Today, there are several successful peach growers in Delaware, including Bennett orchards, Fifer Orchards and T.S. Smith & Sons, all of whom offer soft, fuzzy-skinned fruits in shades of gold and yellow with hints of red. Peaches come in two varieties, clingstone and freestone, their names an indicator of whether or not the flesh adheres to the pit. Clingstone varieties are available earlier than the freestones, which will begin arriving at the market next month.

There are countless ways to add peaches to the menu and not all of them are destined for the dessert course. The next time you make pork chops in a skillet, quarter and pit a couple of peaches and toss them into the skillet along with a splash of brandy during the final minutes of cooking. Or, simmer diced peaches into a bright chutney to serve with grilled chicken breasts.

When grilling peaches (to serve with slices of pound cake) you’ll want to leave the skins on, to keep the flesh intact as it cooks. For other uses, such as pies, crumbles, cakes and muffins, you’ll want to remove the velvety skin. Since ripe peaches are so tender, this is not easy to do with a paring knife, unless you don’t mind losing some of the juicy flesh. I’ve included a quick way to peel peaches below.

The recipe for the peach ice cream in the photo (seen alongside the last of the local blueberries of the season) instructs puréeing the peaches and adding them after the cream mixture has already started freezing in the ice cream maker. This technique first appeared in print in Joy of Cooking, although many online recipe authors fail to cite this source.
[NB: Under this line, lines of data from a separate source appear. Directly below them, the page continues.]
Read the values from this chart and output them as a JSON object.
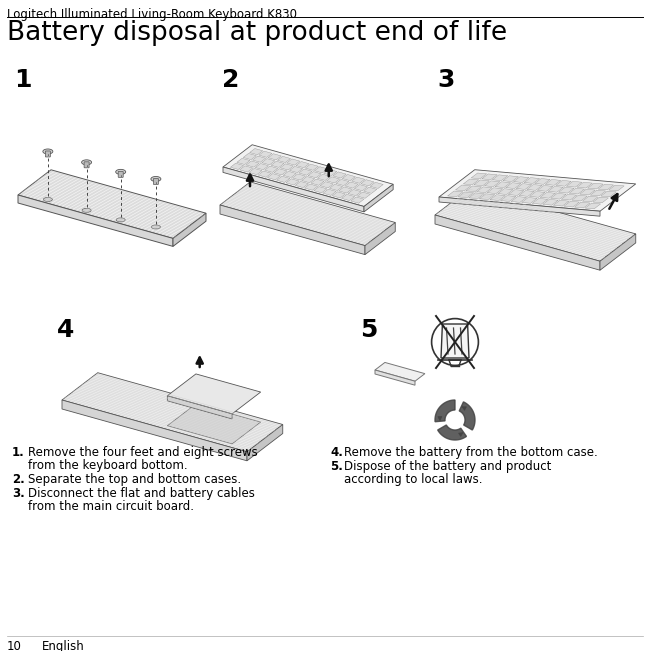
{
  "bg_color": "#ffffff",
  "header_text": "Logitech Illuminated Living-Room Keyboard K830",
  "header_fontsize": 8.5,
  "header_color": "#000000",
  "title_text": "Battery disposal at product end of life",
  "title_fontsize": 19,
  "title_color": "#000000",
  "step_label_fontsize": 18,
  "step_label_color": "#000000",
  "instructions": [
    {
      "num": "1.",
      "text": "Remove the four feet and eight screws\nfrom the keyboard bottom."
    },
    {
      "num": "2.",
      "text": "Separate the top and bottom cases."
    },
    {
      "num": "3.",
      "text": "Disconnect the flat and battery cables\nfrom the main circuit board."
    },
    {
      "num": "4.",
      "text": "Remove the battery from the bottom case."
    },
    {
      "num": "5.",
      "text": "Dispose of the battery and product\naccording to local laws."
    }
  ],
  "instruction_fontsize": 8.5,
  "footer_text": "10        English",
  "footer_fontsize": 8.5,
  "figure_width": 6.5,
  "figure_height": 6.51,
  "dpi": 100
}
I like to keep peeled, chopped peaches in a zip top bag in the freezer, ready for  recipes that feature fresh peaches. It’s also an easy way to have what you need for a simple batch of peach frozen yogurt. Hooray, it’s peach season!

How to Peel Peaches

Bring a medium pot of water to a boil. Cut a small X through the skin at the bottom of each peach. Drop peaches into the water and blanch for 30 seconds. Using a slotted spoon, transfer peaches to a bowl of ice water. When peaches are cool enough to handle, peel off the skin from the cut at the bottom. Remove the pit and chop or slice, as needed for your recipe.

Peach Frozen Yogurt

4 C frozen peaches

2 T honey

1 C vanilla yogurt

1 T lemon juice

Combine all the ingredients in the bowl of a food processor or blender. Purée until creamy. Serve immediately or store in the refrigerator for up to 3 weeks. Yield: 4 servings.

Peach Ice Cream*

2 C chopped peaches

1 t lemon juice

1/2 t vanilla

1/2 C sugar

pinch salt

1 1/2 C heavy cream

1/2 C whole milk

1/4 C sugar

Place the peaches in the bowl of a food processor or blender. Purée until smooth. Use a slotted spoon to check for any remaining chunks; purée again, as needed. Pour peaches into a bowl and stir in lemon juice, vanilla, sugar and salt. Refrigerate, stirring occasionally to ensure sugar is dissolved completely. In a mixing bowl, whisk together remaining ingredients, stirring until sugar is dissolved. Pour into the the bowl of an ice cream maker and begin to process. When cream is almost frozen, add peach mixture and continue processing until ice cream is firm. Serve immediately or store in the freezer in a covered container. *Adapted from Joy of Cooking.

Peach Chutney

1/2 C apple cider vinegar

1/3 C brown sugar

3/4 diced red onion

1 T minced garlic clove

1 T minced ginger

1/2 t salt

4 peaches

Combine the vinegar and sugar in a saucepan and bring to a boil over medium; stir to dissolve sugar. Reduce heat to low and add onion, garlic, ginger and salt; simmer for about 10 minutes, stirring occasionally. While the mixture cooks, peel, pit and dice the peaches. Add peaches to saucepan and cook until softened, about 10 to 12 minutes. Remove from heat and allow to rest for about 15 minutes before serving. Store in the refrigerator for up to a week. Yield: 2 cups.